Benjamin Shinewald is a former chief executive officer of the Canadian Jewish Congress.
For the first time since the Conservatives began to target Canada's Jewish community with the party's pro-Israel bombast, there is sustained, grassroots push-back.
In Montreal, a volunteer for Conservative candidate Robert Libman pointed to the mezuzah on the doorpost of a Jewish home and told the homeowner to "remember what you are." The voter was so appalled that he penned a scornful opinion piece in the Montreal Gazette.
In Toronto, Tory candidate Mark Adler noted incorrectly on his website that he was "the first child of a Holocaust survivor to ever be elected as an MP." He then reinforced his lineage on a huge campaign billboard. Ridicule ensued, the website was corrected and the billboard was changed.
In Winnipeg, at a B'nai Brith-hosted election debate, Conservative candidate Joyce Bateman began listing Liberals she considered to be enemies of Israel, and the horrified audience responded with calls of "Shame!"
Canadian Jews increasingly believe that the Conservatives' policy on Israel was never entirely about Israel. Rather, it was about driving a wedge into their community and cementing those on the Conservative side of the divide into Stephen Harper's political base.
However, other than voting against some dreadful anti-Israel UN resolutions, the Harper government's policy on Israel is awfully critical. The government's official stance says Jewish settlements in the West Bank "constitute a serious obstacle to achieving a comprehensive, just and lasting peace"; Canada "opposes Israel's construction of the [anti-terrorism] barrier inside the West Bank and East Jerusalem, which are occupied territories"; and Canada "does not recognize Israel's unilateral annexation of East Jerusalem."
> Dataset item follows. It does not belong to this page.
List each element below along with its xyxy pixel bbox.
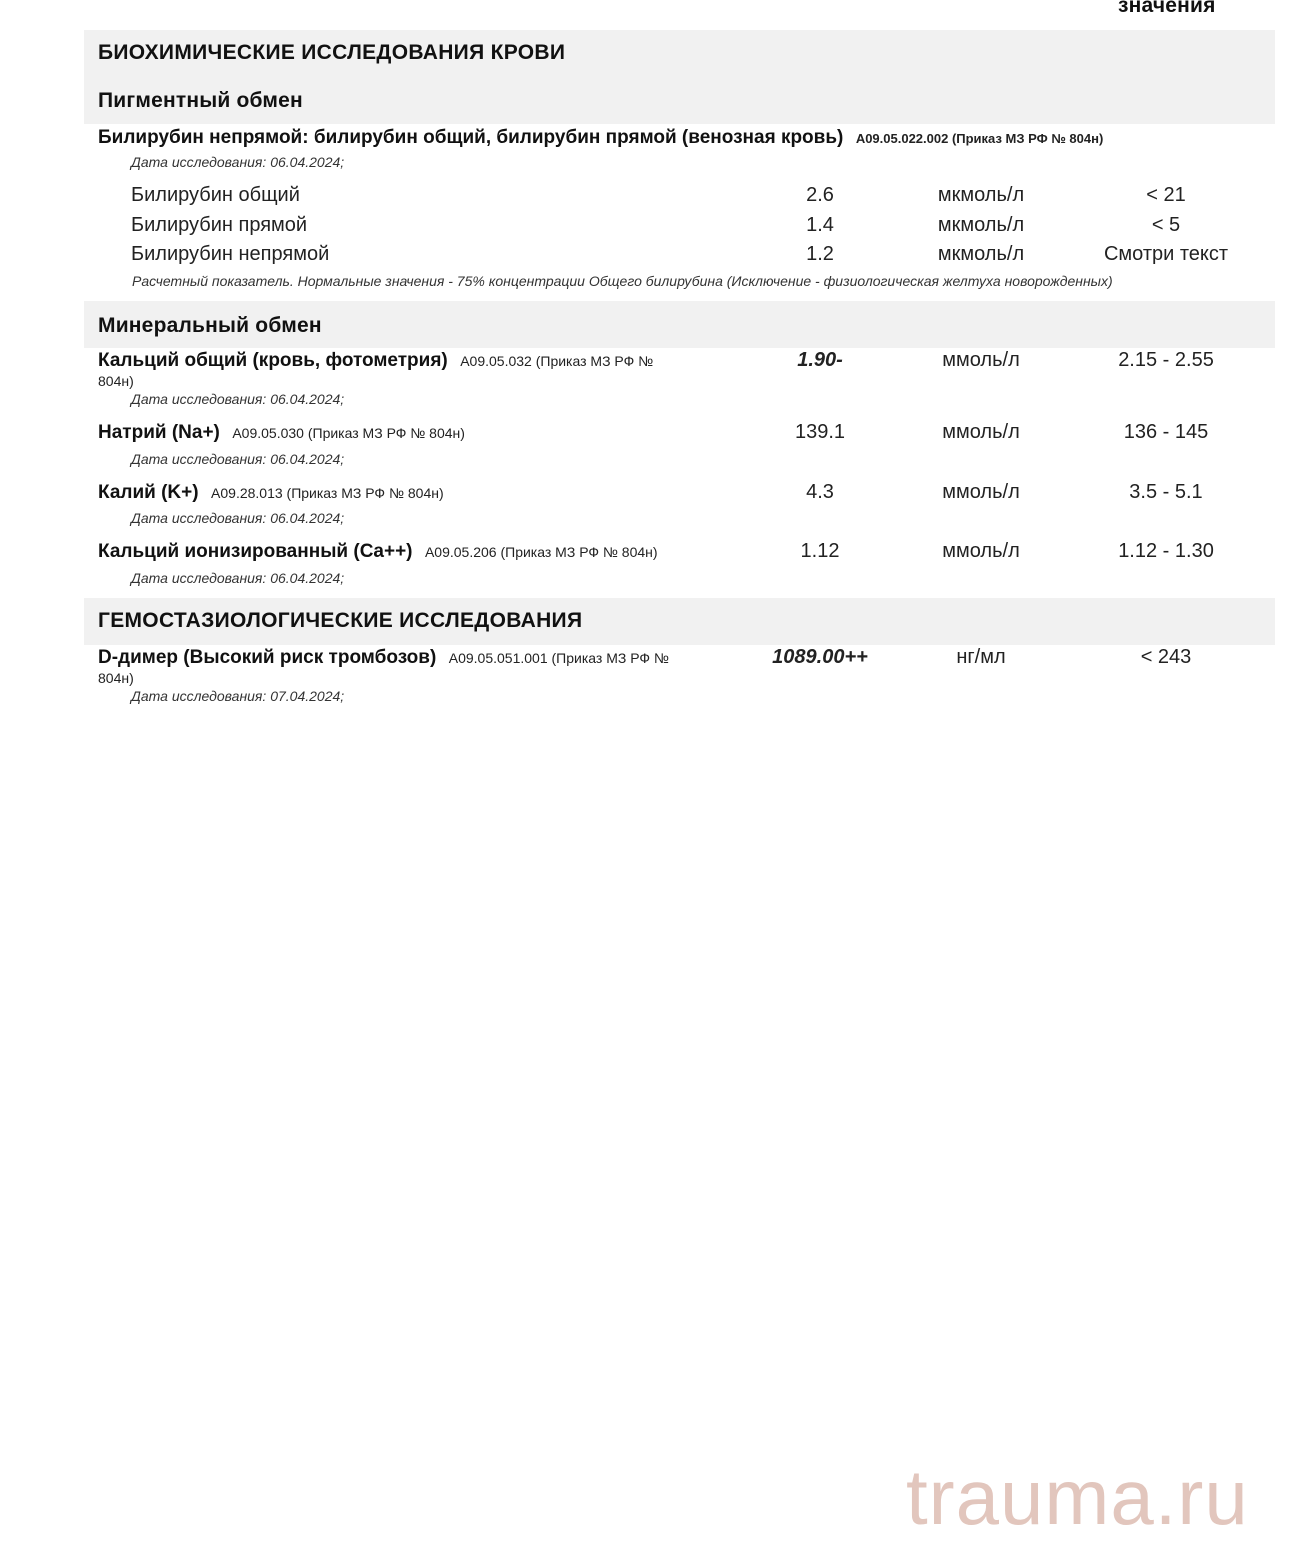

But that strong disapproval has been overshadowed by the Conservatives' equally strong, pro-Israel rhetoric. In a classic example of political doublespeak, Mr. Harper told the Israeli parliament, the Knesset, in June, 2014, that, "through fire and water, Canada will stand with you." That line is now a repeated Conservative talking point.
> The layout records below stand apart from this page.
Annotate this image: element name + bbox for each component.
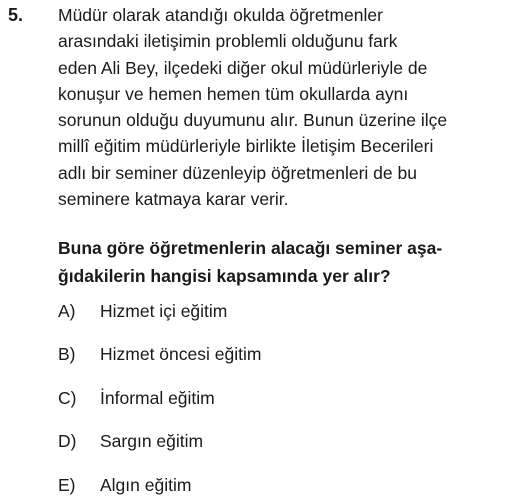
option-text: Algın eğitim: [100, 475, 192, 495]
prompt-line: ğıdakilerin hangisi kapsamında yer alır?: [58, 266, 391, 286]
option-text: İnformal eğitim: [100, 388, 215, 408]
stem-line: arasındaki iletişimin problemli olduğunu fark: [58, 31, 398, 52]
question-stem: [58, 2, 513, 212]
stem-line: eden Ali Bey, ilçedeki diğer okul müdürleriyle de: [58, 57, 428, 78]
stem-line: sorunun olduğu duyumunu alır. Bunun üzerine ilçe: [58, 110, 448, 131]
option-letter: E): [58, 475, 76, 495]
option-text: Hizmet öncesi eğitim: [100, 344, 262, 364]
option-letter: B): [58, 344, 76, 364]
option-text: Sargın eğitim: [100, 431, 204, 451]
option-b[interactable]: [58, 340, 261, 368]
stem-line: konuşur ve hemen hemen tüm okullarda aynı: [58, 83, 409, 104]
option-letter: A): [58, 301, 76, 321]
option-e[interactable]: [58, 471, 191, 499]
option-letter: C): [58, 388, 77, 408]
option-d[interactable]: [58, 427, 203, 455]
stem-line: seminere katmaya karar verir.: [58, 189, 289, 210]
prompt-line: Buna göre öğretmenlerin alacağı seminer aşa-: [58, 238, 443, 258]
question-number: 5.: [8, 5, 24, 25]
question-prompt: [58, 234, 513, 290]
stem-line: adlı bir seminer düzenleyip öğretmenleri de bu: [58, 162, 417, 183]
stem-line: Müdür olarak atandığı okulda öğretmenler: [58, 5, 383, 25]
option-text: Hizmet içi eğitim: [100, 301, 228, 321]
stem-line: millî eğitim müdürleriyle birlikte İletişim Becerileri: [58, 136, 434, 157]
option-letter: D): [58, 431, 77, 451]
option-a[interactable]: [58, 297, 227, 325]
option-c[interactable]: [58, 384, 215, 412]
While such extravagant pronouncements are welcomed by prominent – and largely unrepresentative – Jewish organizations, increasing numbers of rank-and-file Canadian Jews sense zealotry and cringe. Moreover, many committed Zionists are deeply opposed to Israel's current Likud-led government and find Mr. Harper's unrestrained embrace of Prime Minister Benjamin Netanyahu to be off-putting. Others find meaning as Jews through issues such as poverty reduction, climate change and refugees – all weakness for the Tories. And the divisive niqab debate sits uneasily with many Canadian Jews.
Of course, large numbers of Canadian Jews remain resolutely Conservative. Yet, the Tory message is wearing on some. And, like all Canadians, Jewish voters are generally motivated by a complex bundle of political imperatives, not just one.
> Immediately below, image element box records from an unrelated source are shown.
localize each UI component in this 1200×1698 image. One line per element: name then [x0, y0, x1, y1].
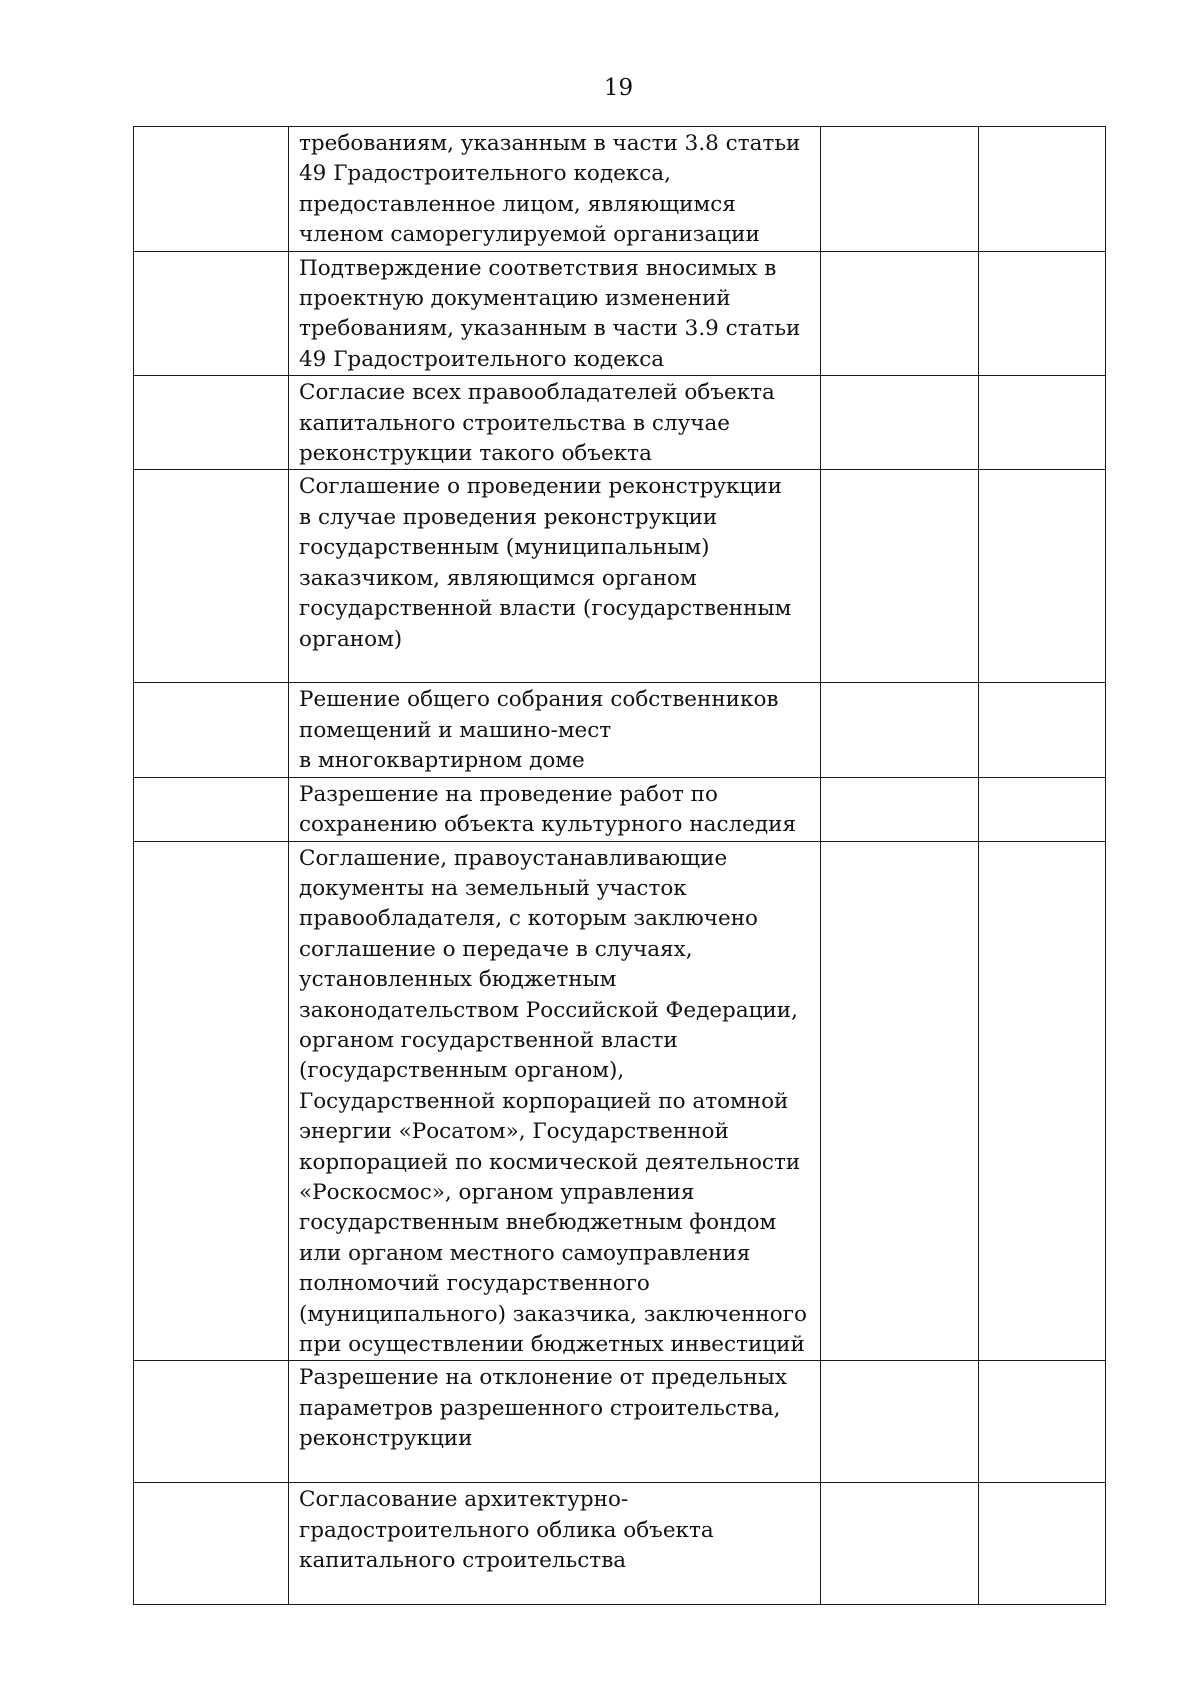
table-cell-empty	[134, 127, 289, 252]
page-number: 19	[603, 75, 634, 101]
table-cell-empty	[821, 251, 979, 376]
table-cell-text	[289, 127, 821, 252]
table-cell-empty	[821, 376, 979, 470]
table-cell-text	[289, 251, 821, 376]
row-text: Согласование архитектурно- градостроительного облика объекта капитального строительства	[299, 1487, 714, 1574]
table-row	[134, 683, 1106, 777]
row-text: требованиям, указанным в части 3.8 статьи 49 Градостроительного кодекса, предоставленное лицом, являющимся членом саморегулируемой организации	[299, 131, 801, 248]
table-cell-text	[289, 683, 821, 777]
table-row	[134, 841, 1106, 1361]
table-cell-empty	[821, 777, 979, 841]
row-text: Разрешение на проведение работ по сохранению объекта культурного наследия	[299, 781, 797, 838]
table-cell-text	[289, 1361, 821, 1483]
table-cell-empty	[134, 376, 289, 470]
table-cell-empty	[134, 1361, 289, 1483]
table-cell-empty	[979, 1483, 1106, 1605]
table-cell-empty	[821, 470, 979, 683]
table-cell-empty	[821, 841, 979, 1361]
table-row	[134, 777, 1106, 841]
table-cell-text	[289, 470, 821, 683]
table-cell-text	[289, 841, 821, 1361]
table-cell-empty	[821, 127, 979, 252]
table-cell-empty	[821, 1361, 979, 1483]
table-cell-empty	[979, 376, 1106, 470]
table-row	[134, 470, 1106, 683]
table-row	[134, 1361, 1106, 1483]
row-text: Разрешение на отклонение от предельных параметров разрешенного строительства, реконструкции	[299, 1365, 787, 1452]
table-cell-empty	[979, 683, 1106, 777]
row-text: Соглашение о проведении реконструкции в случае проведения реконструкции государственным (муниципальным) заказчиком, являющимся органом государственной власти (государственным органом)	[299, 474, 792, 652]
table-cell-text	[289, 1483, 821, 1605]
table-row	[134, 127, 1106, 252]
row-text: Согласие всех правообладателей объекта капитального строительства в случае реконструкции такого объекта	[299, 380, 775, 467]
table-cell-empty	[821, 683, 979, 777]
table-cell-empty	[134, 841, 289, 1361]
table-cell-empty	[979, 470, 1106, 683]
row-text: Соглашение, правоустанавливающие документы на земельный участок правообладателя, с которым заключено соглашение о передаче в случаях, установленных бюджетным законодательством Российской Федерации, органом государственной власти (государственным органом), Государственной корпорацией по атомной энергии «Росатом», Государственной корпорацией по космической деятельности «Роскосмос», органом управления государственным внебюджетным фондом или органом местного самоуправления полномочий государственного (муниципального) заказчика, заключенного при осуществлении бюджетных инвестиций	[299, 845, 807, 1357]
table-cell-empty	[821, 1483, 979, 1605]
table-cell-empty	[979, 841, 1106, 1361]
table-cell-empty	[134, 1483, 289, 1605]
table-cell-empty	[979, 251, 1106, 376]
table-cell-empty	[134, 251, 289, 376]
table-cell-empty	[134, 683, 289, 777]
table-cell-text	[289, 376, 821, 470]
table-cell-text	[289, 777, 821, 841]
table-cell-empty	[979, 777, 1106, 841]
table-row	[134, 251, 1106, 376]
table-row	[134, 376, 1106, 470]
table-cell-empty	[979, 127, 1106, 252]
document-table	[133, 126, 1106, 1605]
table-row	[134, 1483, 1106, 1605]
row-text: Подтверждение соответствия вносимых в проектную документацию изменений требованиям, указанным в части 3.9 статьи 49 Градостроительного кодекса	[299, 255, 801, 372]
table-cell-empty	[134, 777, 289, 841]
table-cell-empty	[979, 1361, 1106, 1483]
row-text: Решение общего собрания собственников помещений и машино-мест в многоквартирном доме	[299, 687, 779, 774]
table-cell-empty	[134, 470, 289, 683]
Neglected in the past, Jews now wonder if they are being used. As a result, many "Jewish ridings" are no longer Tory strongholds. In the Toronto riding of Eglinton-Lawrence, the Conservatives are worried Liberal Marco Mendicino will defeat Joe Oliver, which would be only the third time since Confederation that an incumbent finance minister would lose his seat. It would be a stunning rebuke for the country's most senior Jewish politician.
Political change turned "Jewish ridings" into Tory strongholds. This year, a different kind of political change is putting those ridings back into play.